European Commission white paper reveals five ways for EU

European Commission white paper reveals five ways for EUThe European Union could be reduced to only the single market, a leaked white paper outlining five options for the bloc's future has revealed, according to The Independent on Wednesday.

Setting out potential scenarios for the union's future after Brexit, the leaked European Commission document shows that the single market could be the main reason for the remaining 27 EU countries to stay tied together.

It would mean easy agreements on shared policy relating to the free movement of capital and goods, the Commission said, but risks a "race to the bottom" in terms of consumer and environmental standards as EU-wide regulation dissolves.

Co-operation on security and defence—one of Theresa May's 12 key points for the UK's post-Brexit relationship with the EU—could also be at risk, the document, first uncovered by Politico, reveals.

Looking ahead, the white paper said that by 2025: "Given the strong focus on reducing regulation at EU level, differences persist or increase in areas such as consumer, social and environmental standards, as well as in taxation and in the use of public subsidies.

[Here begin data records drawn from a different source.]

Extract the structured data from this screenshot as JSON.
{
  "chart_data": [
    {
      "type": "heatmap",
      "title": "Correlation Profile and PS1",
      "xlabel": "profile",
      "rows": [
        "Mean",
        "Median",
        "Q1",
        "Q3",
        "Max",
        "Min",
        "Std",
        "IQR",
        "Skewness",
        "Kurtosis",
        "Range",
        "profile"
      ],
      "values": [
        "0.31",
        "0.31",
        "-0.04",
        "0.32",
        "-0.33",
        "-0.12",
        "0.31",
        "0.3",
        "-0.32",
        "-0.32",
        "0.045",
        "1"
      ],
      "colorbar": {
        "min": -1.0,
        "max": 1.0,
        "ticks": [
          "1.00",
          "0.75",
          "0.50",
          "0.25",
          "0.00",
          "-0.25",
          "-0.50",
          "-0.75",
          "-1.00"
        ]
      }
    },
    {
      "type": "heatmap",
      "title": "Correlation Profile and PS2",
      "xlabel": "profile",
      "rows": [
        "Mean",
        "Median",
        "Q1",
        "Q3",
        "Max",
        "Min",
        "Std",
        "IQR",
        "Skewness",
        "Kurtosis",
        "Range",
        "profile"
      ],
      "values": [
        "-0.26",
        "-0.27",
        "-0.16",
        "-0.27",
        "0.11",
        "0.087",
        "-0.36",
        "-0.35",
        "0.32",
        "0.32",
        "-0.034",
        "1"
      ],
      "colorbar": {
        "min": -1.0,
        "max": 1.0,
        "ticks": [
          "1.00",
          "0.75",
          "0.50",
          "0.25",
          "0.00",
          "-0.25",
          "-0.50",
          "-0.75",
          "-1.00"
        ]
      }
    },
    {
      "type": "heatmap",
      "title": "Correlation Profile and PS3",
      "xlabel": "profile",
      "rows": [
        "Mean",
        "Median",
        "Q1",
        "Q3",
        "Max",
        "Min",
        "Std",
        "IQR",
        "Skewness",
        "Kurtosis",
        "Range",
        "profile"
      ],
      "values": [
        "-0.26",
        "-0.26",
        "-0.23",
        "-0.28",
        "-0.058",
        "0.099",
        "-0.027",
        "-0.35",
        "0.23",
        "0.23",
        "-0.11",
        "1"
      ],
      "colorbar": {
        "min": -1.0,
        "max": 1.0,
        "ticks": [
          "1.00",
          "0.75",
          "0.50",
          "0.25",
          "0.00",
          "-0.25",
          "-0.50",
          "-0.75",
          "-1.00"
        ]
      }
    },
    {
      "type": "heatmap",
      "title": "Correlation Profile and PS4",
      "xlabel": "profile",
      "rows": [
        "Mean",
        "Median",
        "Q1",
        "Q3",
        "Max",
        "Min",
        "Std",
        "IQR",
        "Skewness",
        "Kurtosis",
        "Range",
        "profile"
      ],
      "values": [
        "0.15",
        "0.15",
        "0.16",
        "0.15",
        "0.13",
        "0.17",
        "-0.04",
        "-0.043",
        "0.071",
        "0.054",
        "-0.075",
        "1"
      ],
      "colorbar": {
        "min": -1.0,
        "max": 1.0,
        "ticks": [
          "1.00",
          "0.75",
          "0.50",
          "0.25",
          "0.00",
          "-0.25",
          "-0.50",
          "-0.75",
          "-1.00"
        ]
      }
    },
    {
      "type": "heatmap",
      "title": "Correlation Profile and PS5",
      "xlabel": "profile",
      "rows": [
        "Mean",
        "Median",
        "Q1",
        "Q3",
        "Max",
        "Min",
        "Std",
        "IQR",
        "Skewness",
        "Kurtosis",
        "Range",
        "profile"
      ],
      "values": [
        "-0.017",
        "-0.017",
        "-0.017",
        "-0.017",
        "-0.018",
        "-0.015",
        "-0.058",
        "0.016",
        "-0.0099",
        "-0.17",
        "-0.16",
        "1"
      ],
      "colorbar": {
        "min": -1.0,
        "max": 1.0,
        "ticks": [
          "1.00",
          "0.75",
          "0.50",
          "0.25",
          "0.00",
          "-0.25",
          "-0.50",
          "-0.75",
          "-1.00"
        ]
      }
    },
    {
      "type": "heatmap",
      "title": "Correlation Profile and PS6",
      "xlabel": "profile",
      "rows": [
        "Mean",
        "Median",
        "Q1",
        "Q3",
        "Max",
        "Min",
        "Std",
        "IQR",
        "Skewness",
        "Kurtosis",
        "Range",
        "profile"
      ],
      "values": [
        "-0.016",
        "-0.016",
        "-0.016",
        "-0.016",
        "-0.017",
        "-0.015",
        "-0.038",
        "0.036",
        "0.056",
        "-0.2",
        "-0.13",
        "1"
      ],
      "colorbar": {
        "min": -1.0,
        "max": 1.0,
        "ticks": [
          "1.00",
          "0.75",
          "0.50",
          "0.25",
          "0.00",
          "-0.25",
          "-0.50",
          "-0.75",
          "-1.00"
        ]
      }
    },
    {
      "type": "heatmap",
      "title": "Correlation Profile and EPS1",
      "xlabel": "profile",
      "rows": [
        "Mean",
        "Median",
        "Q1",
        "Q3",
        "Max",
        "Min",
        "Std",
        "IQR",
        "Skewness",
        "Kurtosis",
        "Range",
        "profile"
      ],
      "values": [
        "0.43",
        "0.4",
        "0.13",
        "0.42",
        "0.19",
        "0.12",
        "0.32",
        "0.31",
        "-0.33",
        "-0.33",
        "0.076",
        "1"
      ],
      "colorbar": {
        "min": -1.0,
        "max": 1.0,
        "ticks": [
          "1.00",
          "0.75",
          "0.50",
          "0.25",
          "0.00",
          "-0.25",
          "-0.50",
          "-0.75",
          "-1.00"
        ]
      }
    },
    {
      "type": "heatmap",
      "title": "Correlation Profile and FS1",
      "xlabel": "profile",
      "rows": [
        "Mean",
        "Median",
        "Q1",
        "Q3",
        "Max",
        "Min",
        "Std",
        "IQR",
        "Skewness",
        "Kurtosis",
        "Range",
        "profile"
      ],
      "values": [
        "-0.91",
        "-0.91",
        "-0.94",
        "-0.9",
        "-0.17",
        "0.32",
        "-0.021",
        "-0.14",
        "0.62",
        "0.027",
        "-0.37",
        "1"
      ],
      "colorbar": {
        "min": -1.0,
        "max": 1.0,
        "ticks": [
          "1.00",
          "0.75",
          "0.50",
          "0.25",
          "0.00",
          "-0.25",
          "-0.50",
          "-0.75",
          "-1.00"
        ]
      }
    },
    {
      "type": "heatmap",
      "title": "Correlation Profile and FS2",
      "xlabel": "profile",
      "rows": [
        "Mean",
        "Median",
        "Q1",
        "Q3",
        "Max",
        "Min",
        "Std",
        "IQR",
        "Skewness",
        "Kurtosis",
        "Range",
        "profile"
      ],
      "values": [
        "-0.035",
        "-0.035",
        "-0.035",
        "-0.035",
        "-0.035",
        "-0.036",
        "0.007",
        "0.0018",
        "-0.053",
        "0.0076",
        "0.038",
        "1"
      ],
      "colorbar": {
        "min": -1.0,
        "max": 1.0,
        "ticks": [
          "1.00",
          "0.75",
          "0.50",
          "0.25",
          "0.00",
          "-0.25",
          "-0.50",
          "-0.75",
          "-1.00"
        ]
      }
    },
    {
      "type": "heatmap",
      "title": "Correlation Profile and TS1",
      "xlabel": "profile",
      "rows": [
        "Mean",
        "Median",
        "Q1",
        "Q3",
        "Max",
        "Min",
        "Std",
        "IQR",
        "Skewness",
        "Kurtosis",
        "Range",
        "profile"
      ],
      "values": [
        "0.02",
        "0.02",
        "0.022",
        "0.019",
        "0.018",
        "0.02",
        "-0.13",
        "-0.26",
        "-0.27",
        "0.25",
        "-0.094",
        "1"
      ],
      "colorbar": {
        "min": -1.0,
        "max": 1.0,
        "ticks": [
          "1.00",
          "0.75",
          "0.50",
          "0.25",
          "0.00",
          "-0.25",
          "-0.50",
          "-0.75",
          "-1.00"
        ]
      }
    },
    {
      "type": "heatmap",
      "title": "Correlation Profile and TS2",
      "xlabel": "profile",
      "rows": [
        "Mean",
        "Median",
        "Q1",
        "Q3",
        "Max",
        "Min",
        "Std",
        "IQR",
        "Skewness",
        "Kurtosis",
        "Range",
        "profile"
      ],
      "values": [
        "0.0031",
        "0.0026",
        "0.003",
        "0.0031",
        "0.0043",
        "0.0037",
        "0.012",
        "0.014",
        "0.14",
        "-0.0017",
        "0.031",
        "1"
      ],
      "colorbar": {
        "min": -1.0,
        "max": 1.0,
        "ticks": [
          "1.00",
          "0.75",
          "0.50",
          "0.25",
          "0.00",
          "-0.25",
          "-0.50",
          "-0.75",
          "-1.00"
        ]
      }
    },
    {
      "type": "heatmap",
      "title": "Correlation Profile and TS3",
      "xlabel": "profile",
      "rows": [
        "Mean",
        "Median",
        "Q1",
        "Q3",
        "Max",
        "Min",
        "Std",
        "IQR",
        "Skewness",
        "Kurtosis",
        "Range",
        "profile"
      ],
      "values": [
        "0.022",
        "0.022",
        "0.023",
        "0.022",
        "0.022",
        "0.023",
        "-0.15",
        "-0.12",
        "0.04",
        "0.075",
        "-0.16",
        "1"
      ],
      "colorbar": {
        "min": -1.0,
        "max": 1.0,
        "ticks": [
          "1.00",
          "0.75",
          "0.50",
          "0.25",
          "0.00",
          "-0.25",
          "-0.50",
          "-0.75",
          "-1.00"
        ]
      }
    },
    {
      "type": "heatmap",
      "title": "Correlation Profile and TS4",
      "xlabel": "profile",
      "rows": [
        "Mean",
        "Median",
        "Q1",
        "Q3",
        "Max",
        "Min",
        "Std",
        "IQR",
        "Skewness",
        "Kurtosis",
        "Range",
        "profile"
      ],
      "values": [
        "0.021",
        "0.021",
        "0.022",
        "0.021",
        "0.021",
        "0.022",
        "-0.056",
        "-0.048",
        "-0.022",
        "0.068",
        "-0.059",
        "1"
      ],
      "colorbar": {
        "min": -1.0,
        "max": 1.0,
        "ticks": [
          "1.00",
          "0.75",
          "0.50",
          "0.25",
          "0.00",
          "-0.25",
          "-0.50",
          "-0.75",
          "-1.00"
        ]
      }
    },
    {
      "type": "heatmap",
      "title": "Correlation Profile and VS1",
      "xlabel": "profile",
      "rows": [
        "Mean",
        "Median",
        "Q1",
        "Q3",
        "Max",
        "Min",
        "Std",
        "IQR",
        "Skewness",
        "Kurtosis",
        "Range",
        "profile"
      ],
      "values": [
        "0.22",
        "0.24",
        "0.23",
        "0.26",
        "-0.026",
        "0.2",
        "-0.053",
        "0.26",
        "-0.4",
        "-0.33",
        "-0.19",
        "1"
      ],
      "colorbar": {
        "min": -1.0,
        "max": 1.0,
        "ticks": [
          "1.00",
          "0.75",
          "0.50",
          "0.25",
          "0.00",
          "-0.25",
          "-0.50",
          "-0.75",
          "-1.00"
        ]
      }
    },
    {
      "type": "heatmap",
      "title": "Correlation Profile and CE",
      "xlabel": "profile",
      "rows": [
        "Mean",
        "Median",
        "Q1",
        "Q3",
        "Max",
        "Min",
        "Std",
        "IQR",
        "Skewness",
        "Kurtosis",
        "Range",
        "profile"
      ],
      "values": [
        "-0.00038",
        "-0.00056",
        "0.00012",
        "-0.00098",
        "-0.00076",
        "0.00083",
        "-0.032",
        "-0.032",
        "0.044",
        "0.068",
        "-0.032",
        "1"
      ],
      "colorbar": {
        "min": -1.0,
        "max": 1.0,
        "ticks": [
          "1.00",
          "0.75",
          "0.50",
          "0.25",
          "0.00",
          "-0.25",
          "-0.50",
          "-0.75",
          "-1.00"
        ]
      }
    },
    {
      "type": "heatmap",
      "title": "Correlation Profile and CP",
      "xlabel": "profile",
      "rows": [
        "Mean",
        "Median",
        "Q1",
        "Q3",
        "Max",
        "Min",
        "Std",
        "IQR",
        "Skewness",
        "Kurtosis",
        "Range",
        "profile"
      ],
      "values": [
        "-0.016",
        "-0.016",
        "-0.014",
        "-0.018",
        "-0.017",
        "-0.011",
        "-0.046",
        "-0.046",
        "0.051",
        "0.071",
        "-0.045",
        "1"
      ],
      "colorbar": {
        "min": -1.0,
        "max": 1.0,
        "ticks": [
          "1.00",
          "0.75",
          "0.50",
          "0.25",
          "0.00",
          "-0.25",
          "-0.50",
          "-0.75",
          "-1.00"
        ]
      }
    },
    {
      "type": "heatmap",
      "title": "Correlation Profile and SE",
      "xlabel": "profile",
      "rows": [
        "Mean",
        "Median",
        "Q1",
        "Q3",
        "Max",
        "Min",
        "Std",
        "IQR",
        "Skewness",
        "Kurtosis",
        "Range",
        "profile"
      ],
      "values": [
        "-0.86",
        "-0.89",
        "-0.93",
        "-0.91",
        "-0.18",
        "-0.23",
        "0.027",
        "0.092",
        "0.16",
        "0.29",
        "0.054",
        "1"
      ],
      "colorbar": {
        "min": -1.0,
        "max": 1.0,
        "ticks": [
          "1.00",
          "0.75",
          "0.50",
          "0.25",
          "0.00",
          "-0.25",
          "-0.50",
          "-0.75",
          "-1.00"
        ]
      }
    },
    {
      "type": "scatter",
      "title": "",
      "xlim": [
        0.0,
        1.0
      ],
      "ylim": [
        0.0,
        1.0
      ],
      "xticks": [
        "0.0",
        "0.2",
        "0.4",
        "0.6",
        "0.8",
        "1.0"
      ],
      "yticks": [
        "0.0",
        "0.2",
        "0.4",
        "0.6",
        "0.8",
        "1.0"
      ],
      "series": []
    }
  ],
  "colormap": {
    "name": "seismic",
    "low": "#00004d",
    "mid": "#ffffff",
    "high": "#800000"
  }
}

"This creates a risk of a 'race to the bottom'. It is also difficult to agree new common rules on the mobility of workers or for the access to regulated professions. As a result, the free movement of workers and services is not fully guaranteed," the paper added.

While the single currency might facilitate trade deals, "growing divergence and limited co-operation" between member nations would be "major sources of vulnerability", the Commission feared.

The same would apply to other positions on which the bloc currently presents a united front, including climate change and the fight against tax evasion.

That is the paper's second option.

The first is that the European Union simply carries on—"implementing and upgrading its current reform agenda". The bloc would step up investment in "digital, transport and energy infrastructure" as well as the fight against terrorism.

The paper suggests also that by 2025 "member states [would] decide to pool some military capabilities".

Option three would entail some member states deciding to step up and "do more", creating "coalitions of the willing" to work in specific policy areas on top of the current functions of the EU. It would not diminish the status of non-participating states, which would be allowed to join in further down the line.

The fourth option envisions a more nimble EU, that chooses fewer policy areas on which to focus but acts more quickly to implement the collective will in those arenas. This scenario would see a "strict minimum" standard for health and safety, the environment and consumer protections, with flexibility for member states to "experiment in certain areas".

The paper's authors said this would help "close the gap between promise and delivery" on the part of the bloc, and also allow citizens to better understand how it functions.

The final scenario involves "doing much more together"—and looks something like the so-called EU "super-state".

It would mean "cooperation between all member states [going] further than ever before in all domains", stronger protections for the Euro and the bloc being represented by a single seat in most international fora.

The Commission said that by 2025: "There is much greater coordination on fiscal, social and taxation matters, as well as European supervision of financial services. The European Parliament has the final say on international trade agreements. Defence and security are prioritised. In full complementarity with Nato, a European Defence Union is created."

But they added: "There is the risk of alienating parts of society which feel that the EU lacks legitimacy or has taken too much power away from national authorities."